C’è anche l’agente Catarella. L’avrei identificato nell’Arcangelo Stefano, il portiere del Paradiso Terrestre. Ma temo che si tratti di un altro travestimento di Mimì Augello. Giudicate voi. A un certo punto della storia, Eva bussa alla porta del Paradiso terrestre in cerca di cibo (sulla terra si muore di fame). L’Arcangelo Stefano si lascia intenerire e, malgrado il divieto divino, va a prendere un po’ di frutta e la consegna a Eva. La donna si china per poggiarla a terra. «Dovete sapere che Eva usava indossare una semplice foglia di fico e solo sul davanti. Facendo quel movimento venne a scoprire all’Arcangelo Stefano una prospettiva inedita. E l’Arcangelo non seppe resistere».
Ma ora parliamo di cose serie. Il commissariato dell’Eden deve indagare su un caso inaudito: un assassinio, la prima ammazzatina della storia. Caino, un agricoltore, ha ucciso suo fratello Abele, un pastore.

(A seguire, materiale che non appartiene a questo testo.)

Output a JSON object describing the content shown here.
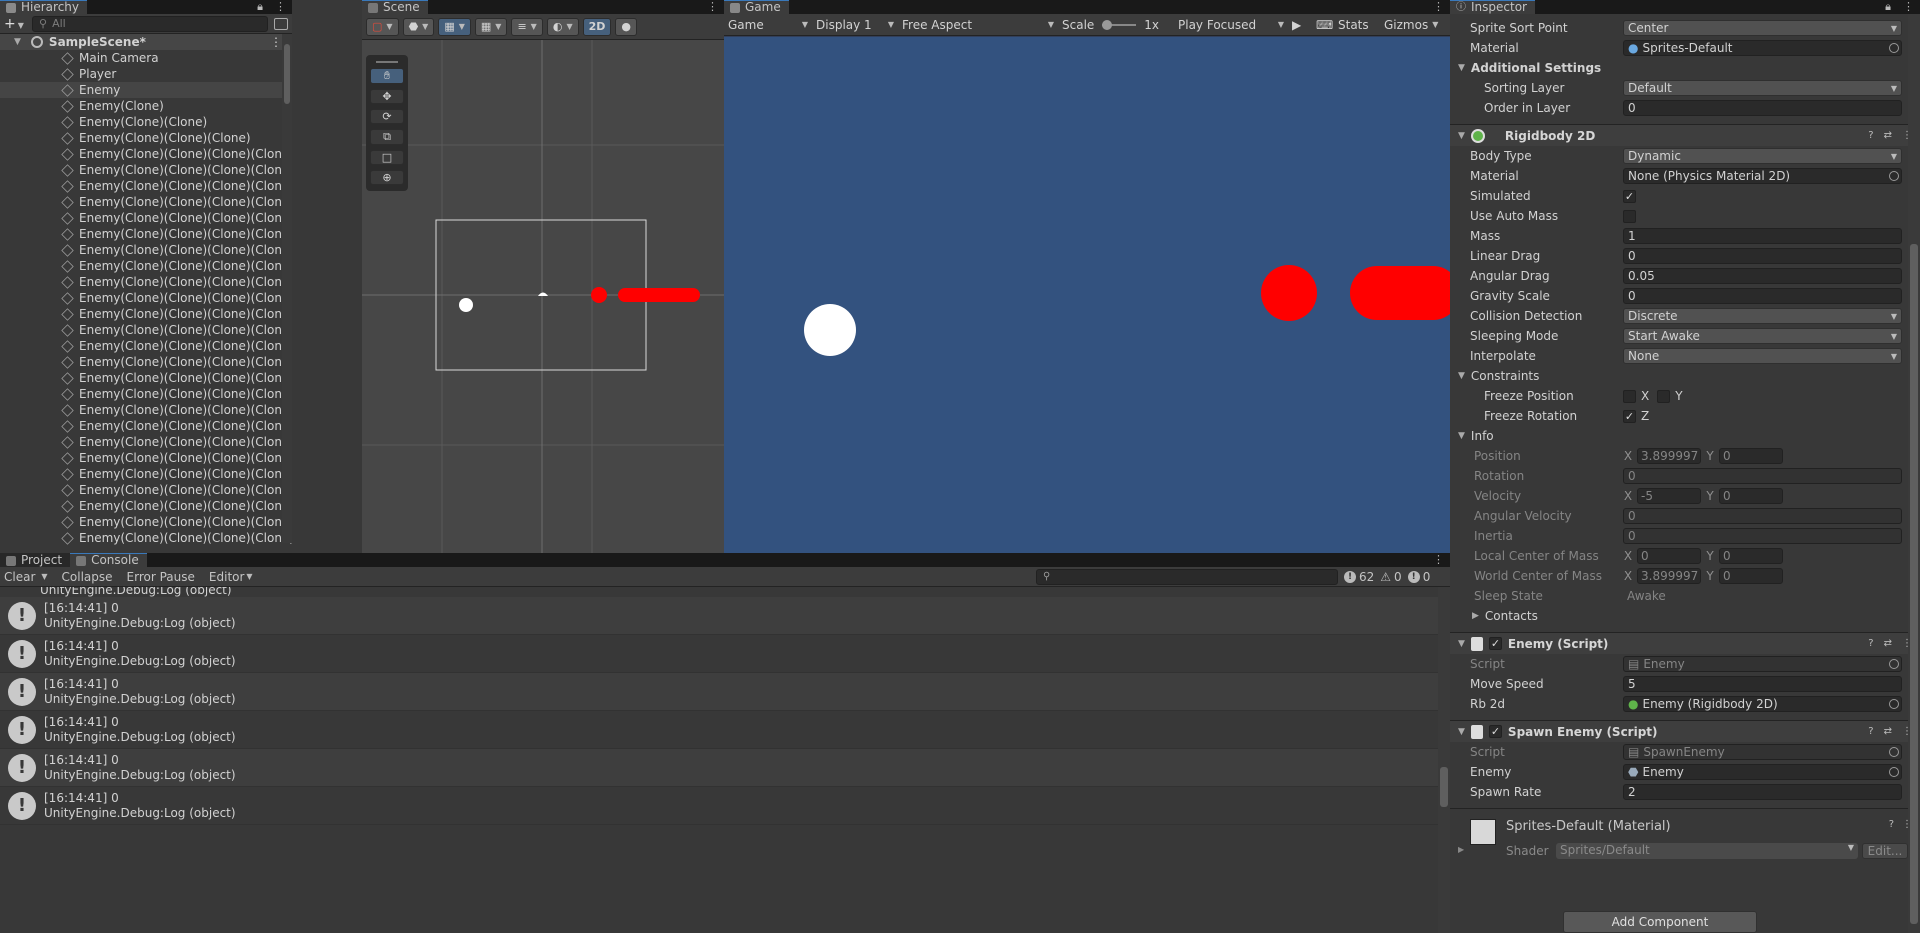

È sempre un piacere e un divertimento lasciarsi incantare dalla fantasia e dall’umorismo di Andrea Camilleri. Autodifesa di Caino, il monologo che doveva portare in scena il 15 luglio 2019 alle Terme di Caracalla con lo scrittore protagonista è il primo inedito pubblicato di Camilleri, spentosi il 17 luglio, due giorni dopo la prevista prima.
Nella prefazione al libro, l’editore Antonio Sellerio ricorda, riferendosi alla performance di Siracusa, la felicità che l’attore Camilleri emanava in scena: «Una felicità che non aveva niente di egocentrico, ma al contrario sembrava incarnare la comune possibilità di essere autentici, l’occasione che è di tutti di condurre una buona vita piena di significati».
Alla fine della sua incredibile carriera, Camilleri era tornato al suo grande amore, il teatro. Lo spettacolo di Caracalla, che non vedremo mai, sarebbe cominciato così: «(Entra in scena Caino su una pedana mobile, seduto su una sedia; sottofondo musicale)». E la prima battuta sarebbe stata: «Signore e signori della corte... oddio, che ho detto? Della corte? Scusate, ho avuto un lapsus... Ricomincio. Signore e signori del pubblico, permettete che mi presenti: sono Caino».
Il racconto di Camilleri è tante cose: una lunga deposizione, un dibattimento con testimoni d’accusa e di difesa, un’inchiesta di polizia, un processo completo. I fatti, secondo l’imputato, si svolsero così. Caino coltivava un orto bellissimo, le pecore di Abele glielo distrussero. I due vennero alle mani. Mentre lottano furiosamente, Caino, che sta per soccombere, vede nello sguardo di Abele una luce omicida. Allora si arrende chiedendo pietà. Abele desiste e Caino ne approfitta per aggredirlo a tradimento e ucciderlo con una pietra. Una specie di legittima difesa preventiva. Prima o poi, secondo Caino, Abele lo avrebbe ucciso: glielo aveva letto negli occhi.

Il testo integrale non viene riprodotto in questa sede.